Monday, July 04, 2016

Today's Congress passes a stronger environmental law than in the 1970s

So that's not supposed to happen. The 1970s were the heydays of passing environmental laws, when Republicans made something of an effort to be second-best to Democrats on environmental issues.  The idea that today's Republican Party, of all the Republican Parties, would do something more sensible than it did 40 years ago seems impossible. Still that's what the Lautenberg Chemical Safety Act represents as a major improvement over the Toxic Substances Control Act of 1976, in large part by gradually ending the "grandfathering" of chemicals in existend prior to TSCA's enactment.

This improvement is partly because it's measured against the baseline of TSCA which was one of the weakest of the major environmental laws to pass in the 70s. That may have something to do with it being one of the later ones, by which point industry had started to catch on that these laws could have a meaningful impact on their business, and moved in to keep TSCA from doing the same. Still, the craziest Republican Party in modern history improved upon it. Why?

Environmental Defense Fund's Insider Podcast is helpful. They point out two reasons:  first that TSCA is so clearly inadequate that states began experimenting with their own regulatory controls - a mishmash of systems that did not enthuse chemical manufacturers. Second, to put it indelicately, is that cancer also kills powerful Republicans and their relatives. When a cancer has no obvious explanation, Republicans also wonder if living in at most lightly-regulated chemical soup could be problematic.

How much this translates to hope for climate change is unclear. State regulation does follow a parallel path, and one of the things enviros gave up to get the new law was easy state regulation, it's now pre-empted except through a waiver process. That may be a price for climate legislation in Congress, should it ever happen.

Perceptibly affecting powerful Republicans isn't as clear - they're already affected but don't perceive it. Maybe sea level rise will do it for coastal state Republicans, a few hurricanes from now.

3 comments:

David B. Benson said...

Unlikely any time soon in North Carolina.

Howard said...

More homeopathic prayer circles for the environmental religion. The cancer scares are just as likely caused by other factors, like longer life, genetics, and mass intake of chemicals that alter gut bacteria via smoking, drinking, sugar, white bread and red meat.

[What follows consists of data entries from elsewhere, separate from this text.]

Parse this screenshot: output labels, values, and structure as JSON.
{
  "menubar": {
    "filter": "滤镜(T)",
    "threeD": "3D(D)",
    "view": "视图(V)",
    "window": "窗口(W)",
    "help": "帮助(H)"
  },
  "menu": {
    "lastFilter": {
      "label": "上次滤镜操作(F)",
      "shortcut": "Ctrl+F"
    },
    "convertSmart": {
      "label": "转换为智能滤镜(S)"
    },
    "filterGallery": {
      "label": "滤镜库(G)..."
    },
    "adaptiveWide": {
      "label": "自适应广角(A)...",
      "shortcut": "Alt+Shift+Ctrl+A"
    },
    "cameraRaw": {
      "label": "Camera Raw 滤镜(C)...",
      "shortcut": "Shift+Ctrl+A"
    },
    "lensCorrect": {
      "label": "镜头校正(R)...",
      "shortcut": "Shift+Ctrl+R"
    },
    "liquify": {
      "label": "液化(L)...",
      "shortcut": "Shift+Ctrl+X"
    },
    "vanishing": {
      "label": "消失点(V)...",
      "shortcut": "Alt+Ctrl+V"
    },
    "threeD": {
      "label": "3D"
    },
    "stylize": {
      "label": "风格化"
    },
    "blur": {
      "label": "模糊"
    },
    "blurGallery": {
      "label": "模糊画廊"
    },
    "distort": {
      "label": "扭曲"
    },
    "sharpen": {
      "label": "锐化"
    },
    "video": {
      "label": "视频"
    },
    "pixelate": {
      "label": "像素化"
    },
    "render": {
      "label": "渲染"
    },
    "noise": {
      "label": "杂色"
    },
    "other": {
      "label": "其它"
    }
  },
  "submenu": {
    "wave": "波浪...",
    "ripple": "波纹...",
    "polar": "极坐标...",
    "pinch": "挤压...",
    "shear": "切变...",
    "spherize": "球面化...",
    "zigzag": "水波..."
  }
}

It would make more sense to update the clean water acts to include more controls on agricultural nutrient loading and groundwater mining. The clean air act should be amended to include local effects of toxic and particulate pollution rather than average effects... this is a serious environmental justice loophole.

THE CLIMATE WARS said...

Will this be the year a bien pensant AAAS Congressional Fellow catches up on his back issues of Science, reads

Ames, B.N., R. Magaw, and L. Gold. Ranking Possible Carcinogenic Hazards. Science 236:271-80.

and drafts The Pluripotent Carcinogenic Ethnic Food Ban of 2016 , to save us from beer, bread crust, mushrooms , pepper & pesto ?

Don't pass the popcorn- the charred bits are fullof benzopyrans.